IGNACIO CAMACHO-ABC

Tabarnia es una vieja ocurrencia de esoterismo político rescatada para hostigar a los nacionalistas con su propio desvarío

COMO España tiene pocos problemas con el modelo autonómico, algunas mentes preclaras han rescatado del cajón de ocurrencias arrumbadas la idea de Tabarnia, un viejo proyecto de política esotérica. Se trata de una utopía, teórica e irónica, de segregación de Tarragona y Barcelona, más o menos las comarcas del antiguo Condado, que vendrían a reclamar su propio «derecho a decidir», referéndum mediante, para desgajarse de Cataluña y constituirse en otra autonomía. Una eutrapelia divertida, una ocurrencia propia del tiempo confuso del desvarío secesionista; hay recogidas de firmas por internet y un cierto debate, imaginario y especulativo, entre los catalanes no nacionalistas, hartos de la hegemonía rural de un independentismo que proponen combatir con su misma medicina. 

Sorprende sin embargo que los dirigentes de Ciudadanos hayan dado pábulo a este arbitrismo, aceptable como tema de discusión en la mesa de Nochebuena pero descabellado en términos de raciocinio político. Un partido que ha rozado el gobierno de Cataluña y aspira al poder en España no debe frivolizar, siquiera como hipótesis teórica o para hostigar al soberanismo, con más fraccionamientos del autogobierno o del orden administrativo. Y menos uno que pretende reconducir el carajal autonómico –antigua y certera frase de Borrell– con recentralizaciones y otras medidas en pos de un cierto equilibrio.

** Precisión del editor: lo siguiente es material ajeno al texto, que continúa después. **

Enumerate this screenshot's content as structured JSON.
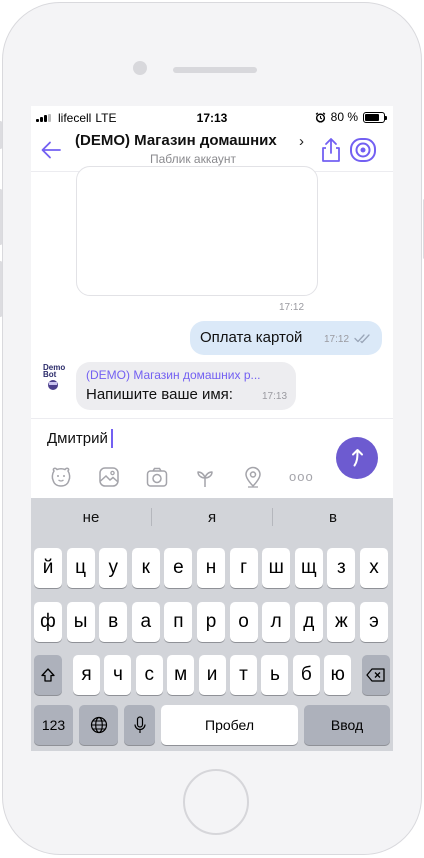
{
  "status_bar": {
    "carrier": "lifecell",
    "network": "LTE",
    "time": "17:13",
    "battery": "80 %",
    "battery_level": 0.8
  },
  "header": {
    "title": "(DEMO) Магазин домашних",
    "subtitle": "Паблик аккаунт",
    "chevron": "›"
  },
  "chat": {
    "card_time": "17:12",
    "outgoing": {
      "text": "Оплата картой",
      "time": "17:12"
    },
    "incoming": {
      "sender": "(DEMO) Магазин домашних р...",
      "text": "Напишите ваше имя:",
      "time": "17:13"
    },
    "avatar_text": "Demo Bot"
  },
  "input": {
    "value": "Дмитрий"
  },
  "toolbar": {
    "icons": [
      "sticker-icon",
      "gallery-icon",
      "camera-icon",
      "doodle-icon",
      "location-icon",
      "more-icon"
    ],
    "more_label": "ooo"
  },
  "keyboard": {
    "suggestions": [
      "не",
      "я",
      "в"
    ],
    "row1": [
      "й",
      "ц",
      "у",
      "к",
      "е",
      "н",
      "г",
      "ш",
      "щ",
      "з",
      "х"
    ],
    "row2": [
      "ф",
      "ы",
      "в",
      "а",
      "п",
      "р",
      "о",
      "л",
      "д",
      "ж",
      "э"
    ],
    "row3": [
      "я",
      "ч",
      "с",
      "м",
      "и",
      "т",
      "ь",
      "б",
      "ю"
    ],
    "numbers_label": "123",
    "space_label": "Пробел",
    "return_label": "Ввод"
  },
  "colors": {
    "accent": "#7360f2",
    "outgoing_bubble": "#dbe9f8",
    "incoming_bubble": "#ededf0",
    "keyboard_bg": "#d2d4d9"
  }
}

Aunque como ejercicio retórico resulte atractiva la posibilidad de someter la secesión a la prueba de contraste de su delirio, hay que tener cuidado con lo que se dice, se sugiere o se ampara desde el liderazgo para no provocar malentendidos. 

España es un proyecto de convivencia ya muy cuarteado por el diferencialismo identitario. Es de exceso de diversidad, no de defecto, de lo que peca nuestro modelo territorial, y eso lo saben los líderes de Ciudadanos. El énfasis localista ha descoyuntado la nación y le ha birlado el relato. Se puede discutir la ley electoral, que reparte de forma desigual los escaños, pero tampoco es la receta ideal andar cambiando las reglas a tenor del sesgo de los resultados. En ninguna parte está escrito que el soberanismo tenga que ganar siempre en Lérida o en Gerona y por tanto no se puede renunciar de antemano a superarlo. La política es argumentación, persuasión, y la responsabilidad de sus élites consiste en confiar en el convencimiento como fuerza de cambio. Eso por un lado. Por otro, conviene mirar bien los mapas electorales: en Barcelona capital el independentismo también es –45 por 100 contra 43– mayoritario. 

Y sí, el intento de reducir al absurdo la fantasía rupturista con sus propias armas no deja de parecer chispeante y simpático. Pero la política seria debe distanciarse de silogismos triviales para no caer en ventoleras de cuñados. Frente a la apoteosis del dislate soberanista alguien tiene que resistir la tentación de dejar de ser sensato.